In German universities, exotic combinations of subjects, such as Middle Eastern Studies with Economics, are not rare. Whereas students in other countries often study their one chosen subject for a fixed period of time, the German student constructs a course himself – and is spoilt for choice. “There is a danger of studying one or two subjects ‘for nothing’, because you can’t apply the knowledge you’ve gained in the job you go on to have. However, new and interesting possibilities can arise even from unconventional combinations after you’ve graduated,” says Bianca Gabrielli, who studies Literature, Sociology and Politics.
According to German philsopher Humboldt’s principle of the ‘unity of research and teaching’, German students should develop a passion for research and be able to specialise. But a brief survey of the German higher education landscape reveals that, in reality, this ideal is overlooked. Studies go on too long, academics aren’t familiar with the job market outside universities, the ‘mass’ universities are overstretched and can’t offer enough support to students, and there generally isn’t enough money. Various suggestions for reform range from explicitly promoting ‘elite universities’, to pinning universities down to specialisation (at the expense of offering a more diverse range of subjects), to creating more service-based universities no longer cut off from the needs of the economy. Many universities have already launched reforms – above all, to shorten the length of time it takes students to complete their courses. By 2010 at the latest, within the context of the harmonisation of European higher education systems, all courses should have crossed-over to the two-stage Bachelor/Master model. Studying in Germany should thus become more structured and more ‘international’.

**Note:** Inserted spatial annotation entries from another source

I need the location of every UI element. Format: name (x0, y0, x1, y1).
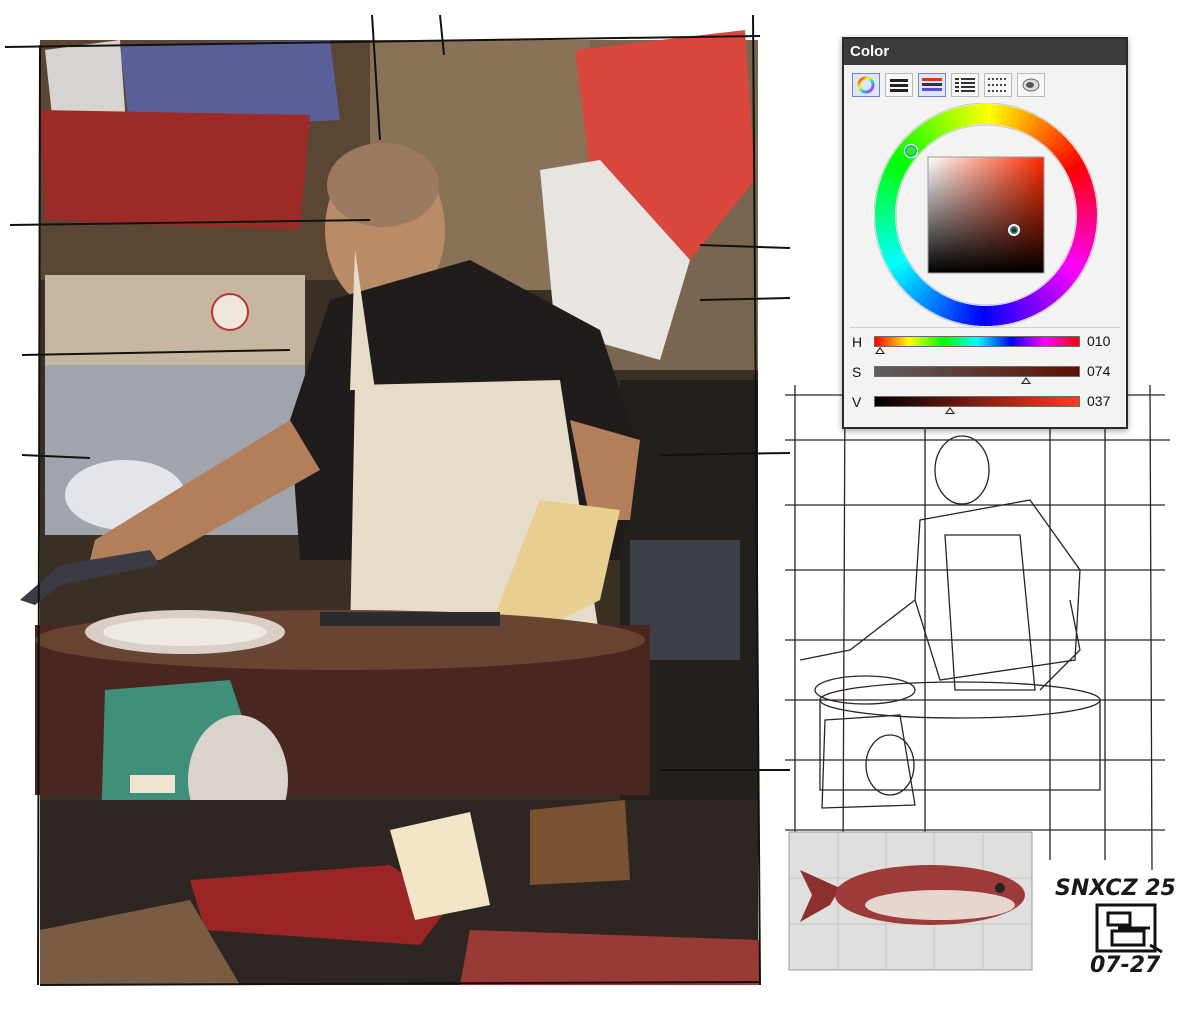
swatch-grid-icon (988, 78, 1006, 92)
mixer-icon (1022, 78, 1040, 92)
value-value[interactable]: 037 (1087, 393, 1110, 409)
saturation-slider-row: S 074 (852, 361, 1120, 385)
palette-list-button[interactable] (951, 73, 979, 97)
saturation-label: S (852, 364, 862, 380)
rgb-bars-icon (890, 79, 908, 92)
value-slider-track[interactable] (874, 396, 1080, 407)
value-label: V (852, 394, 862, 410)
signature-date: 07-27 (1090, 953, 1161, 978)
line-sketch (785, 384, 1170, 871)
swatch-grid-button[interactable] (984, 73, 1012, 97)
artist-seal (1095, 903, 1163, 954)
hue-slider-row: H 010 (852, 331, 1120, 355)
saturation-value[interactable]: 074 (1087, 363, 1110, 379)
hsv-bars-icon (922, 78, 942, 91)
hue-label: H (852, 334, 863, 350)
artist-signature: SNXCZ 25 (1055, 876, 1176, 901)
rgb-bars-button[interactable] (885, 73, 913, 97)
panel-divider (850, 327, 1120, 328)
hsv-bars-button[interactable] (918, 73, 946, 97)
hue-value[interactable]: 010 (1087, 333, 1110, 349)
hue-slider-track[interactable] (874, 336, 1080, 347)
color-mode-toolbar (852, 73, 1045, 99)
saturation-slider-track[interactable] (874, 366, 1080, 377)
main-painting (20, 30, 760, 985)
hue-slider-thumb[interactable] (875, 347, 886, 354)
palette-list-icon (955, 78, 975, 92)
color-panel: Color H 010 S 074 V 037 (842, 37, 1128, 429)
fish-study (788, 831, 1033, 971)
value-slider-row: V 037 (852, 391, 1120, 415)
hue-wheel[interactable] (873, 102, 1099, 328)
saturation-slider-thumb[interactable] (1021, 377, 1032, 384)
mixer-button[interactable] (1017, 73, 1045, 97)
value-slider-thumb[interactable] (945, 407, 956, 414)
color-wheel-icon (857, 76, 875, 94)
saturation-value-square[interactable] (927, 156, 1045, 274)
color-picker[interactable] (873, 102, 1099, 328)
color-panel-title[interactable]: Color (844, 39, 1126, 65)
color-wheel-button[interactable] (852, 73, 880, 97)
hue-ring-segment (980, 104, 988, 125)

This process of transformation begs one question: which elements of Germany’s existing system will be preserved? Professor Wolfgang Behringer, who teaches Early Modern History at the University of Saarland, can draw on his personal experience of the English system to make a comparison: “One of the greatest advantages of our current higher education system is the considerable freedom of choice it gives students.” There are limited gains to be made from switching to a ‘modules’ system leading to a Bachelor or Masters qualification. “This ‘narrow-path’ form of studying makes it possible to meet the government targets for shorter courses. However, in practice, students do not come out with a strong enough qualification for getting a good job.” Rainer Hudemann, Professor of Modern and Contemporary History at the University of Saarland, also believes that freedom of choice is the great plus-point of German universities: “The German system educates students to be independent and able to cope with the diverse demands of their future professional life.” An aim that plenty of other European countries haven’t achieved: “After three years of studying for the licence, a French student generally can’t find a decent job and has to undertake further study for higher qualifications.”
Less freedom of choice in Europe
Students at French universities and elite institutions follow a rigid curriculum in a very teacher-led system. There is little freedom of choice. In the Netherlands the conversion to the Bachelor/Masters system has already taken place. Certain colleges, such as the University of Maastricht, have preserved a level of flexibility by offering ‘problem-based’ courses in which the student can decide the angle from which to approach their chosen subject. In Britain, the fixed nature of courses has been relaxed at certain universities. Students have the opportunity of selecting ‘Electives’ alongside their main subject. Students are also free to decide whether to take just one subject or to combine several.